Netflix, nel suo perenne tentativo di offrire qualcosa di raffinato e socialmente rilevante, ha servito su un piatto d’argento “Delicious”, un film che ambisce a essere una critica feroce alla disparità di classe, ma finisce per essere un’operazione pretenziosa, priva di mordente e, ironia della sorte, assolutamente insapore. Un thriller sociale che si crede un banchetto gourmet, ma che in realtà è il fast food del cinema impegnato.
Il film, diretto da Nele Mueller-Stöfen, si svolge in una sontuosa villa nel sud della Francia, dove una ricca famiglia tedesca si gode una vacanza da cartolina. La loro serenità viene interrotta dall’arrivo di Teodora, una giovane donna misteriosa coinvolta in un incidente con la loro auto. Da quel momento, il film si sforza disperatamente di tessere una tela di tensione psicologica e scontri sociali, ma il risultato è un’opera che scimmiotta senza vergogna capolavori come “Parasite” o “The Menu” senza possederne l’intelligenza o l’ironia.
Uno dei problemi principali di “Delicious” è la sua totale mancanza di originalità nella caratterizzazione dei personaggi. Abbiamo il padre distratto e distante, la madre frustrata, il figlio adolescente problematico e la figlia innocente. Teodora, interpretata da Carla Díaz, è l’unica che tenta di donare un po’ di vita alla storia, ma è intrappolata in una sceneggiatura pigra e prevedibile che la riduce a un mero strumento narrativo piuttosto che a un personaggio con una vera profondità psicologica.
Mueller-Stöfen si illude di raccontare una storia universale, ma in realtà ricicla dinamiche già viste e abusate, senza mai riuscire a donare loro una scintilla di freschezza. La tensione che il film cerca di costruire si dissolve rapidamente a causa di un ritmo incerto e di dialoghi che sembrano usciti da un seminario di scrittura per principianti.

Dove “Delicious” tenta di eccellere è nell’estetica. Le inquadrature sono studiate, la fotografia è elegante, i colori sono bilanciati alla perfezione, la costruzione degli interni è “squisita”. Ma qui sta il problema: è tutto sterile, freddo, costruito per impressionare senza mai coinvolgere.

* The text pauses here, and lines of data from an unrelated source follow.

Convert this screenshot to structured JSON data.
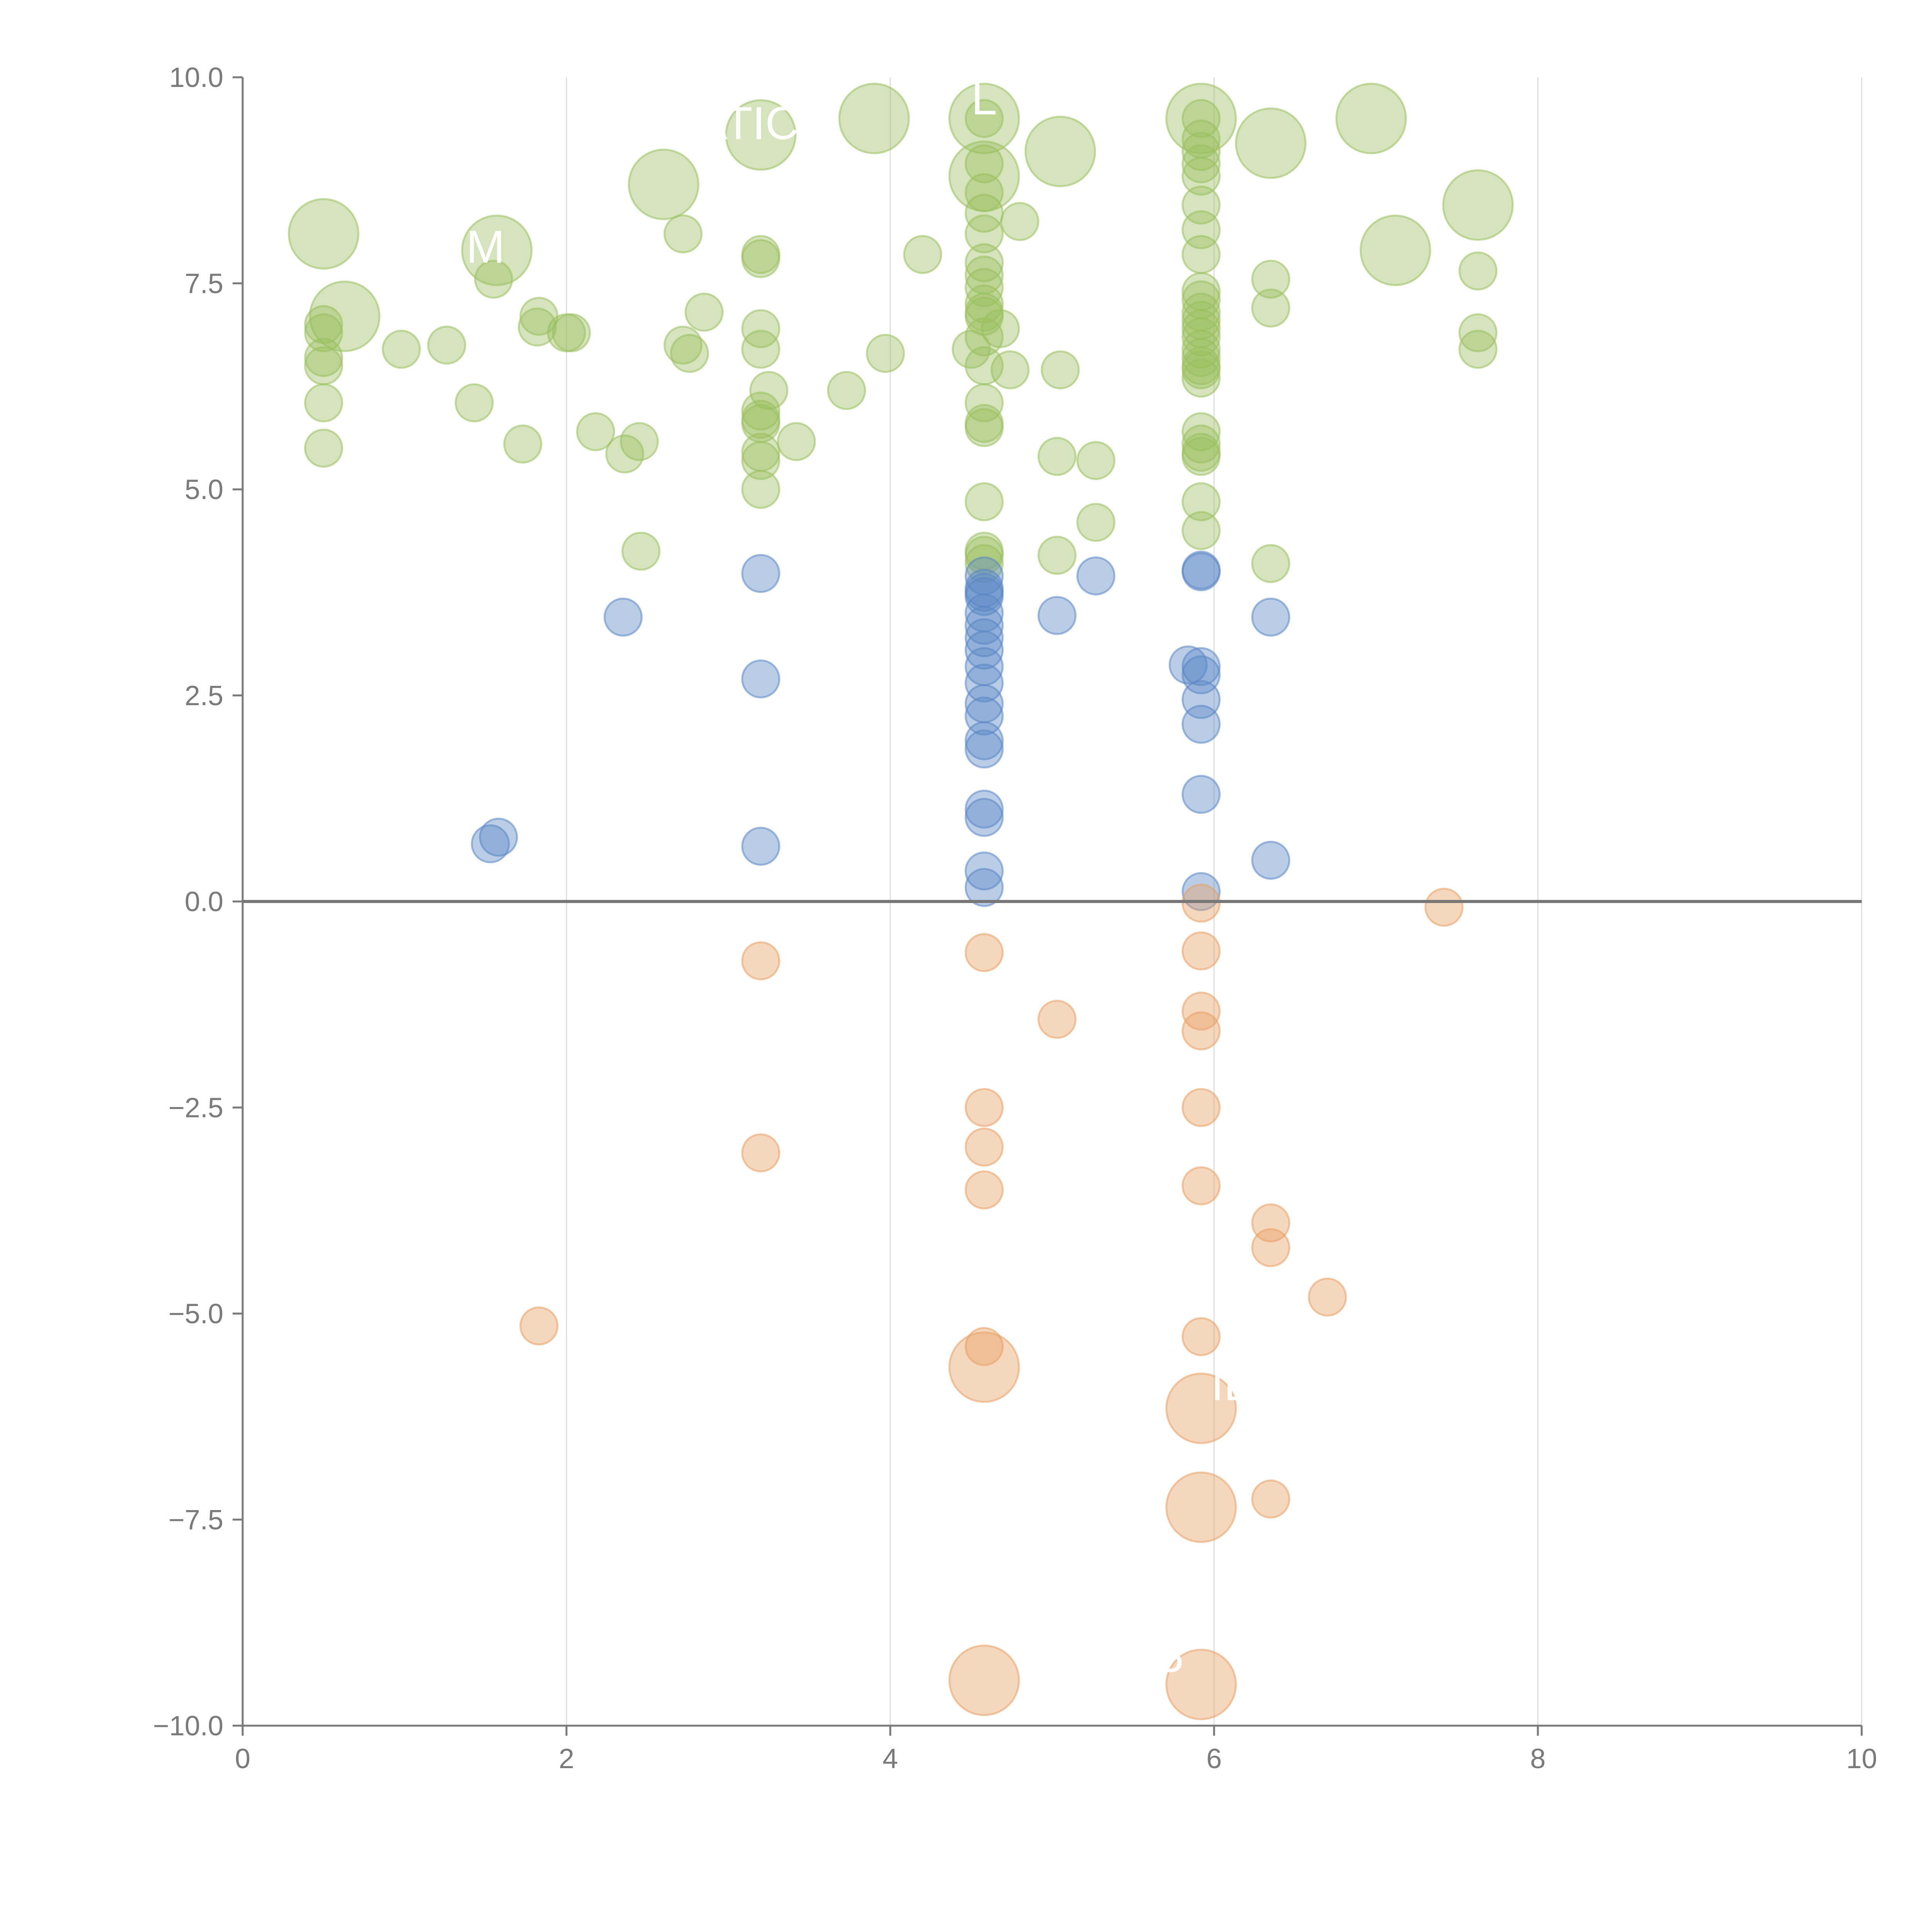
{
  "chart_data": {
    "type": "scatter",
    "title": "",
    "xlabel": "",
    "ylabel": "",
    "xlim": [
      0,
      10
    ],
    "ylim": [
      -10,
      10
    ],
    "x_ticks": [
      0,
      2,
      4,
      6,
      8,
      10
    ],
    "x_tick_labels": [
      "0",
      "2",
      "4",
      "6",
      "8",
      "10"
    ],
    "y_ticks": [
      10,
      7.5,
      5,
      2.5,
      0,
      -2.5,
      -5,
      -7.5,
      -10
    ],
    "y_tick_labels": [
      "10.0",
      "7.5",
      "5.0",
      "2.5",
      "0.0",
      "−2.5",
      "−5.0",
      "−7.5",
      "−10.0"
    ],
    "grid": "vertical",
    "zero_line": true,
    "colors": {
      "high": "#9bbf5f",
      "mid": "#5b87c5",
      "low": "#e8a064",
      "grid": "#dddddd",
      "axis": "#7a7a7a",
      "zero_line": "#777777"
    },
    "series": [
      {
        "name": "high",
        "color": "#9bbf5f",
        "points": [
          [
            0.5,
            7.0,
            1
          ],
          [
            0.5,
            6.9,
            1
          ],
          [
            0.5,
            6.6,
            1
          ],
          [
            0.5,
            6.5,
            1
          ],
          [
            0.5,
            6.05,
            1
          ],
          [
            0.5,
            5.5,
            1
          ],
          [
            0.5,
            8.1,
            2.2
          ],
          [
            0.63,
            7.1,
            2.2
          ],
          [
            0.98,
            6.7,
            1
          ],
          [
            1.26,
            6.75,
            1
          ],
          [
            1.43,
            6.05,
            1
          ],
          [
            1.55,
            7.55,
            1
          ],
          [
            1.57,
            7.9,
            2.2
          ],
          [
            1.73,
            5.55,
            1
          ],
          [
            1.82,
            6.97,
            1
          ],
          [
            1.83,
            7.1,
            1
          ],
          [
            2.0,
            6.9,
            1
          ],
          [
            2.03,
            6.9,
            1
          ],
          [
            2.18,
            5.7,
            1
          ],
          [
            2.36,
            5.43,
            1
          ],
          [
            2.45,
            5.58,
            1
          ],
          [
            2.46,
            4.25,
            1
          ],
          [
            2.6,
            8.7,
            2.2
          ],
          [
            2.72,
            6.75,
            1
          ],
          [
            2.72,
            8.1,
            1
          ],
          [
            2.76,
            6.65,
            1
          ],
          [
            2.85,
            7.15,
            1
          ],
          [
            3.2,
            7.85,
            1
          ],
          [
            3.2,
            7.8,
            1
          ],
          [
            3.2,
            6.95,
            1
          ],
          [
            3.2,
            6.7,
            1
          ],
          [
            3.2,
            5.95,
            1
          ],
          [
            3.2,
            5.85,
            1
          ],
          [
            3.2,
            5.8,
            1
          ],
          [
            3.2,
            5.45,
            1
          ],
          [
            3.2,
            5.35,
            1
          ],
          [
            3.2,
            5.0,
            1
          ],
          [
            3.2,
            9.3,
            2.2
          ],
          [
            3.25,
            6.2,
            1
          ],
          [
            3.42,
            5.58,
            1
          ],
          [
            3.73,
            6.2,
            1
          ],
          [
            3.9,
            9.5,
            2.2
          ],
          [
            3.97,
            6.65,
            1
          ],
          [
            4.2,
            7.85,
            1
          ],
          [
            4.5,
            6.7,
            1
          ],
          [
            4.58,
            9.5,
            1
          ],
          [
            4.58,
            8.95,
            1
          ],
          [
            4.58,
            8.6,
            1
          ],
          [
            4.58,
            8.35,
            1
          ],
          [
            4.58,
            8.1,
            1
          ],
          [
            4.58,
            7.75,
            1
          ],
          [
            4.58,
            7.6,
            1
          ],
          [
            4.58,
            7.45,
            1
          ],
          [
            4.58,
            7.25,
            1
          ],
          [
            4.58,
            7.15,
            1
          ],
          [
            4.58,
            7.1,
            1
          ],
          [
            4.58,
            6.85,
            1
          ],
          [
            4.58,
            6.5,
            1
          ],
          [
            4.58,
            6.05,
            1
          ],
          [
            4.58,
            5.8,
            1
          ],
          [
            4.58,
            5.75,
            1
          ],
          [
            4.58,
            4.85,
            1
          ],
          [
            4.58,
            4.25,
            1
          ],
          [
            4.58,
            4.2,
            1
          ],
          [
            4.58,
            4.1,
            1
          ],
          [
            4.58,
            9.5,
            2.2
          ],
          [
            4.58,
            8.8,
            2.2
          ],
          [
            4.68,
            6.95,
            1
          ],
          [
            4.74,
            6.45,
            1
          ],
          [
            4.8,
            8.25,
            1
          ],
          [
            5.03,
            5.4,
            1
          ],
          [
            5.03,
            4.2,
            1
          ],
          [
            5.05,
            9.1,
            2.2
          ],
          [
            5.05,
            6.45,
            1
          ],
          [
            5.27,
            5.35,
            1
          ],
          [
            5.27,
            4.6,
            1
          ],
          [
            5.92,
            9.5,
            2.2
          ],
          [
            5.92,
            9.5,
            1
          ],
          [
            5.92,
            9.25,
            1
          ],
          [
            5.92,
            9.1,
            1
          ],
          [
            5.92,
            8.95,
            1
          ],
          [
            5.92,
            8.8,
            1
          ],
          [
            5.92,
            8.45,
            1
          ],
          [
            5.92,
            8.15,
            1
          ],
          [
            5.92,
            7.85,
            1
          ],
          [
            5.92,
            7.4,
            1
          ],
          [
            5.92,
            7.3,
            1
          ],
          [
            5.92,
            7.15,
            1
          ],
          [
            5.92,
            7.05,
            1
          ],
          [
            5.92,
            6.95,
            1
          ],
          [
            5.92,
            6.85,
            1
          ],
          [
            5.92,
            6.7,
            1
          ],
          [
            5.92,
            6.6,
            1
          ],
          [
            5.92,
            6.5,
            1
          ],
          [
            5.92,
            6.45,
            1
          ],
          [
            5.92,
            6.35,
            1
          ],
          [
            5.92,
            5.7,
            1
          ],
          [
            5.92,
            5.55,
            1
          ],
          [
            5.92,
            5.45,
            1
          ],
          [
            5.92,
            5.4,
            1
          ],
          [
            5.92,
            4.85,
            1
          ],
          [
            5.92,
            4.5,
            1
          ],
          [
            6.35,
            9.2,
            2.2
          ],
          [
            6.35,
            7.55,
            1
          ],
          [
            6.35,
            7.2,
            1
          ],
          [
            6.35,
            4.1,
            1
          ],
          [
            6.97,
            9.5,
            2.2
          ],
          [
            7.12,
            7.9,
            2.2
          ],
          [
            7.63,
            8.45,
            2.2
          ],
          [
            7.63,
            7.65,
            1
          ],
          [
            7.63,
            6.9,
            1
          ],
          [
            7.63,
            6.7,
            1
          ]
        ]
      },
      {
        "name": "mid",
        "color": "#5b87c5",
        "points": [
          [
            1.53,
            0.7,
            1
          ],
          [
            1.58,
            0.78,
            1
          ],
          [
            2.35,
            3.45,
            1
          ],
          [
            3.2,
            3.98,
            1
          ],
          [
            3.2,
            2.7,
            1
          ],
          [
            3.2,
            0.67,
            1
          ],
          [
            4.58,
            3.95,
            1
          ],
          [
            4.58,
            3.8,
            1
          ],
          [
            4.58,
            3.75,
            1
          ],
          [
            4.58,
            3.7,
            1
          ],
          [
            4.58,
            3.5,
            1
          ],
          [
            4.58,
            3.35,
            1
          ],
          [
            4.58,
            3.2,
            1
          ],
          [
            4.58,
            3.05,
            1
          ],
          [
            4.58,
            2.85,
            1
          ],
          [
            4.58,
            2.65,
            1
          ],
          [
            4.58,
            2.4,
            1
          ],
          [
            4.58,
            2.25,
            1
          ],
          [
            4.58,
            1.95,
            1
          ],
          [
            4.58,
            1.85,
            1
          ],
          [
            4.58,
            1.12,
            1
          ],
          [
            4.58,
            1.02,
            1
          ],
          [
            4.58,
            0.37,
            1
          ],
          [
            4.58,
            0.17,
            1
          ],
          [
            5.03,
            3.47,
            1
          ],
          [
            5.27,
            3.95,
            1
          ],
          [
            5.84,
            2.87,
            1
          ],
          [
            5.92,
            4.02,
            1
          ],
          [
            5.92,
            4.0,
            1
          ],
          [
            5.92,
            2.85,
            1
          ],
          [
            5.92,
            2.75,
            1
          ],
          [
            5.92,
            2.45,
            1
          ],
          [
            5.92,
            2.15,
            1
          ],
          [
            5.92,
            1.3,
            1
          ],
          [
            5.92,
            0.12,
            1
          ],
          [
            6.35,
            3.45,
            1
          ],
          [
            6.35,
            0.5,
            1
          ]
        ]
      },
      {
        "name": "low",
        "color": "#e8a064",
        "points": [
          [
            1.83,
            -5.15,
            1
          ],
          [
            3.2,
            -0.72,
            1
          ],
          [
            3.2,
            -3.05,
            1
          ],
          [
            4.58,
            -0.62,
            1
          ],
          [
            4.58,
            -2.5,
            1
          ],
          [
            4.58,
            -2.98,
            1
          ],
          [
            4.58,
            -3.5,
            1
          ],
          [
            4.58,
            -5.4,
            1
          ],
          [
            4.58,
            -5.65,
            2.2
          ],
          [
            4.58,
            -9.45,
            2.2
          ],
          [
            5.03,
            -1.43,
            1
          ],
          [
            5.92,
            -0.02,
            1
          ],
          [
            5.92,
            -0.6,
            1
          ],
          [
            5.92,
            -1.33,
            1
          ],
          [
            5.92,
            -1.57,
            1
          ],
          [
            5.92,
            -2.5,
            1
          ],
          [
            5.92,
            -3.45,
            1
          ],
          [
            5.92,
            -5.28,
            1
          ],
          [
            5.92,
            -6.15,
            2.2
          ],
          [
            5.92,
            -7.35,
            2.2
          ],
          [
            5.92,
            -9.5,
            2.2
          ],
          [
            6.35,
            -3.9,
            1
          ],
          [
            6.35,
            -4.2,
            1
          ],
          [
            6.35,
            -7.25,
            1
          ],
          [
            6.7,
            -4.8,
            1
          ],
          [
            7.42,
            -0.07,
            1
          ]
        ]
      }
    ],
    "annotations": [
      {
        "text": "MATIC",
        "x": 3.0,
        "y": 9.25
      },
      {
        "text": "L",
        "x": 4.58,
        "y": 9.55
      },
      {
        "text": "M",
        "x": 1.5,
        "y": 7.75
      },
      {
        "text": "IL",
        "x": 6.1,
        "y": -6.05
      },
      {
        "text": "P",
        "x": 5.72,
        "y": -9.5
      }
    ]
  }
}
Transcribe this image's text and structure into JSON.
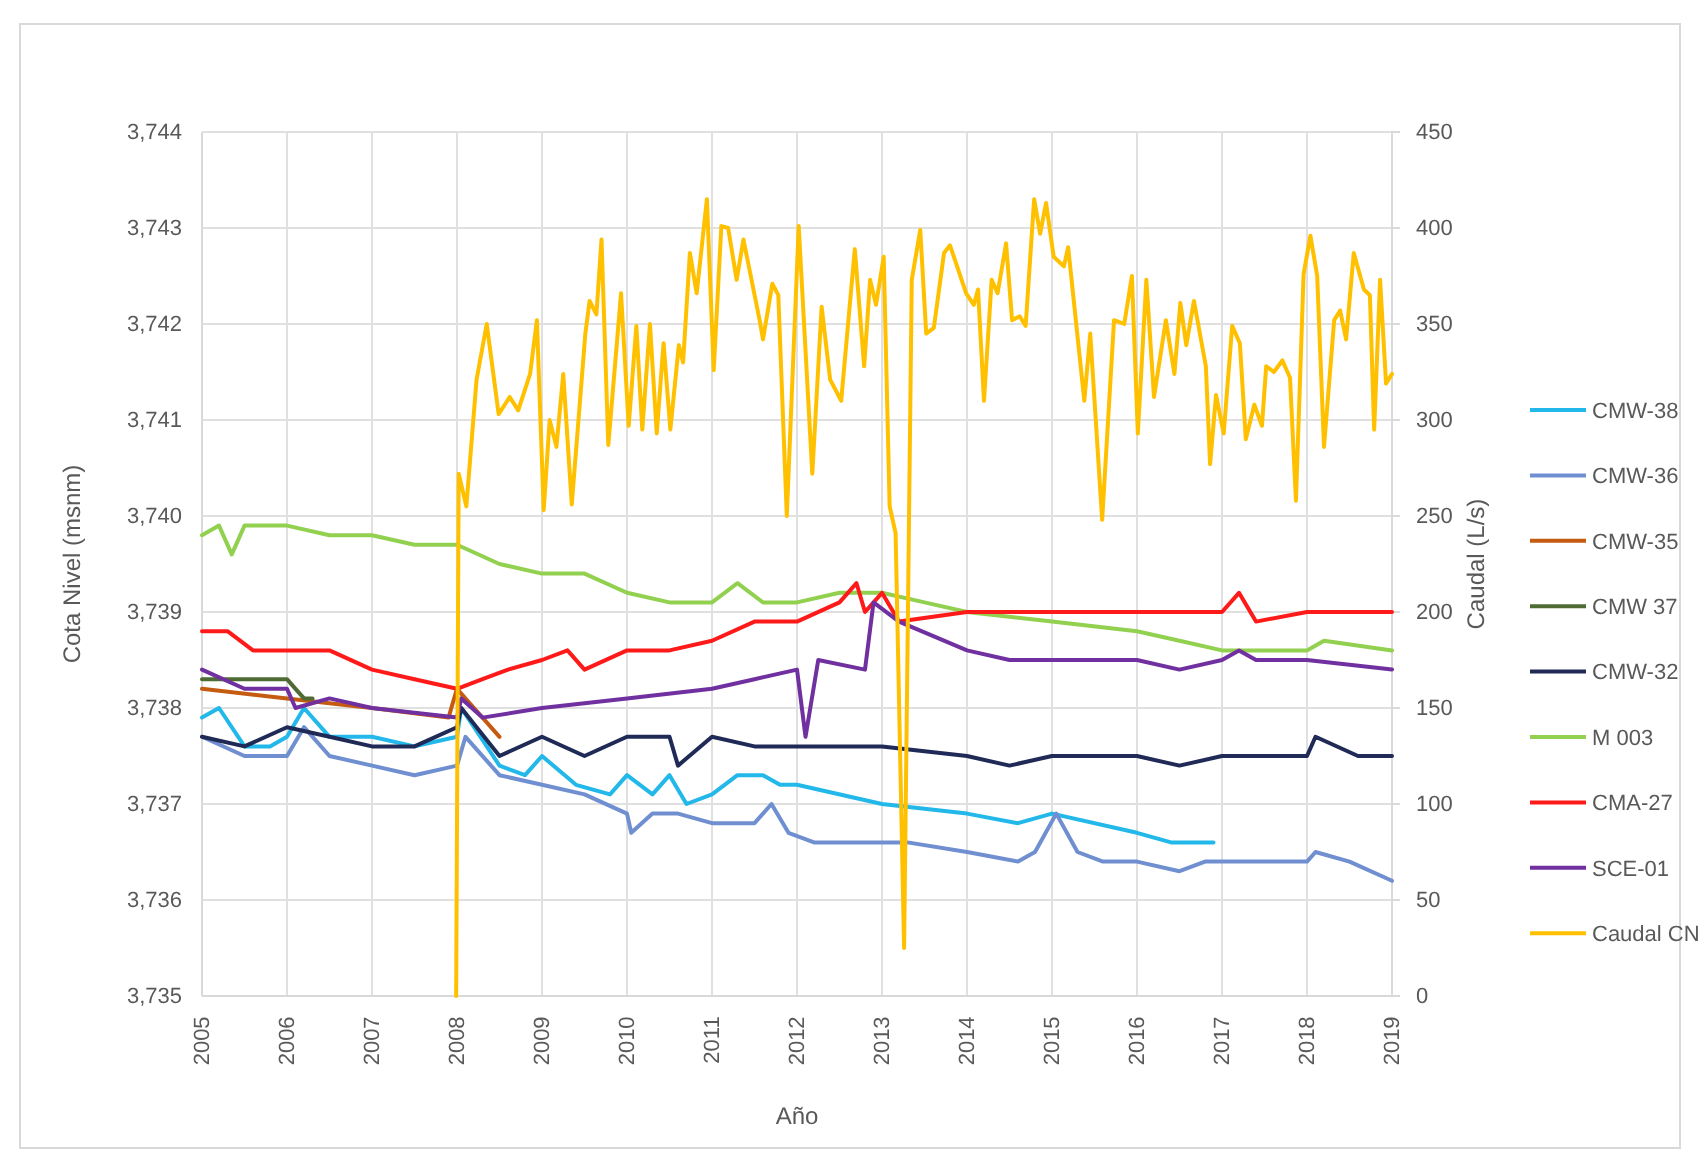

È come un piatto gourmet bellissimo da vedere, ma che al primo assaggio si rivela privo di sapore.
La regia di Mueller-Stöfen è ossessionata dall’apparenza, puntando su simmetrie millimetriche e movimenti di camera controllati fino all’ossessione, ma il contenuto resta vacuo. Non c’è anima, non c’è passione, solo il desiderio disperato di sembrare più raffinato di quanto il film effettivamente sia. Lo spettatore è costretto a sorbirsi un’estetica affettata e autoreferenziale che non fa altro che aumentare la distanza emotiva dal racconto.
Alla fine dei conti, “Delicious” è un film che si prende troppo sul serio, senza averne il diritto. È un prodotto che tenta di lanciare messaggi politici e sociali, ma lo fa nel modo più superficiale possibile. I ricchi sono superficiali e insensibili, i poveri sono enigmatici e moralmente superiori. Fine della storia. Non c’è un vero approfondimento della lotta di classe, non c’è una riflessione autentica sulla disuguaglianza sociale. C’è solo un film che sbatte in faccia allo spettatore concetti triti e ritriti, sperando che basti la bella confezione a renderli digeribili. Spoiler: non basta.

Netflix avrebbe fatto meglio a investire in una sceneggiatura più solida e meno pretenziosa piuttosto che confezionare l’ennesimo thriller pseudo-intellettuale che, alla fine, non lascia nulla. Se “Delicious” fosse un piatto, sarebbe una zuppa annacquata servita in un piatto d’argento: elegante in apparenza, ma totalmente priva di sostanza.
Se siete in cerca di un film che sappia davvero raccontare la tensione sociale in modo intelligente, guardate altro. Se invece vi accontentate di una pellicola che si atteggia a cinema impegnato ma che, alla fine, è solo un esercizio di stile fine a sé stesso, allora “Delicious” potrebbe fare al caso vostro.
Ma attenzione: potrebbe lasciarvi con una gran fame di cinema vero.